Démenti d’une rumeur : une fausse “décision du ministère de l’Intérieur” sur la surveillance des communications circule en Mauritanie

Des pages et comptes sur les réseaux sociaux en Mauritanie ont largement partagé, au cours des dernières heures, une image prétendant qu’une “décision du ministère de l’Intérieur” aurait instauré un “nouveau système de télécommunications” permettant la surveillance des appels, des messages WhatsApp, Facebook et Twitter, ainsi que le lien des numéros de téléphone avec l’état civil et l’empreinte biométrique, avec des mises en garde contre l’envoi de messages jugés inutiles.

Cette fausse information a également été massivement relayée sur la plateforme TikTok, notamment via un compte nommé « الشيخ | Fit », où la vidéo a enregistré une forte viralité en très peu de temps : environ 180 000 vues en six heures, avec 8 550 mentions “j’aime” et 471 commentaires, illustrant la rapidité de propagation de ce type de contenus trompeurs.

Après vérification du contenu, de la forme et des éléments techniques de cette image, il apparaît clairement qu’il s’agit d’une information fausse et trompeuse, sans aucune source officielle.

 

Premièrement : aucune annonce officielle de l’État

À ce jour, aucun communiqué officiel n’a été publié par le ministère de l’Intérieur, la Direction générale de la Sûreté nationale ou toute autre institution gouvernementale mauritanienne concernant ce sujet.

Les décisions officielles en Mauritanie sont généralement diffusées via des canaux reconnus, notamment l’Agence mauritanienne d’information ou les pages officielles vérifiées des institutions publiques, et non par des images anonymes circulant sur WhatsApp, Facebook ou TikTok.

Deuxièmement : des logos non conformes à l’identité officielle

L’image en question utilise des symboles et des logos qui ne correspondent pas à l’identité visuelle officielle du ministère de l’Intérieur ou de la Direction générale de la Sûreté nationale en Mauritanie. Cela renforce l’hypothèse d’un contenu non officiel, fabriqué dans le but de semer la confusion et d’alimenter la peur.

Troisièmement : des erreurs techniques et des informations trompeuses

L’affirmation selon laquelle “WhatsApp serait surveillé” ou que les messages seraient “enregistrés et écoutés” ignore un principe technique fondamental :

Selon le Centre d’aide de Meta, les messages et appels sur Messenger sont protégés par un chiffrement de bout en bout, ce qui signifie que seuls l’expéditeur et le destinataire peuvent lire ou entendre le contenu, et même Meta n’y a pas accès.

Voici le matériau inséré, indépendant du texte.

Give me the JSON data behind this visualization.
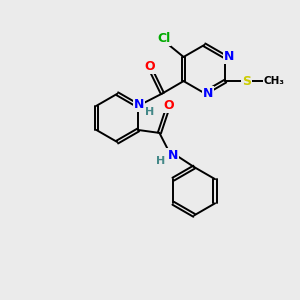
{
  "bg_color": "#ebebeb",
  "atom_colors": {
    "N": "#0000ff",
    "O": "#ff0000",
    "S": "#cccc00",
    "Cl": "#00aa00",
    "H": "#448888"
  },
  "bond_color": "#000000",
  "bond_width": 1.4,
  "dbo": 0.055,
  "figsize": [
    3.0,
    3.0
  ],
  "dpi": 100
}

WhatsApp repose également sur le chiffrement de bout en bout (End-to-End Encryption), ce qui empêche l’accès au contenu des messages pendant leur transmission par des tiers, sauf dans des cas très limités comme l’accès direct à l’appareil, un signalement par un utilisateur ou un piratage du téléphone.

Que cela signifie-t-il concrètement ?

Aucune entité ne peut effectuer une “surveillance massive” des contenus chiffrés comme le suggère l’image.

Les autorités peuvent, dans un cadre légal, demander certaines données aux opérateurs, mais cela est très différent d’un accès direct aux messages privés.

Le lien entre numéro de téléphone et identité nationale peut relever de politiques administratives, sans impliquer une surveillance du contenu des communications.

Indices évidents de falsification

Un langage alarmiste et sensationnaliste inhabituel pour des documents officiels

Des incohérences dans la mise en page et la rédaction

L’absence de référence juridique ou de numéro de décision

Aucun source officielle vérifiable

Conclusion

L’image diffusée relève clairement de la désinformation, visant à susciter la peur et à manipuler l’opinion publique en exploitant un manque de vérification des contenus numériques.

Message au public : avant de partager un document présenté comme officiel, il est essentiel d’en vérifier la source auprès des plateformes gouvernementales reconnues. La diffusion de rumeurs contribue à la désinformation et peut provoquer une panique inutile.

La fiabilité de l’information est une responsabilité collective, et la lutte contre la désinformation commence par la prudence avant le partage.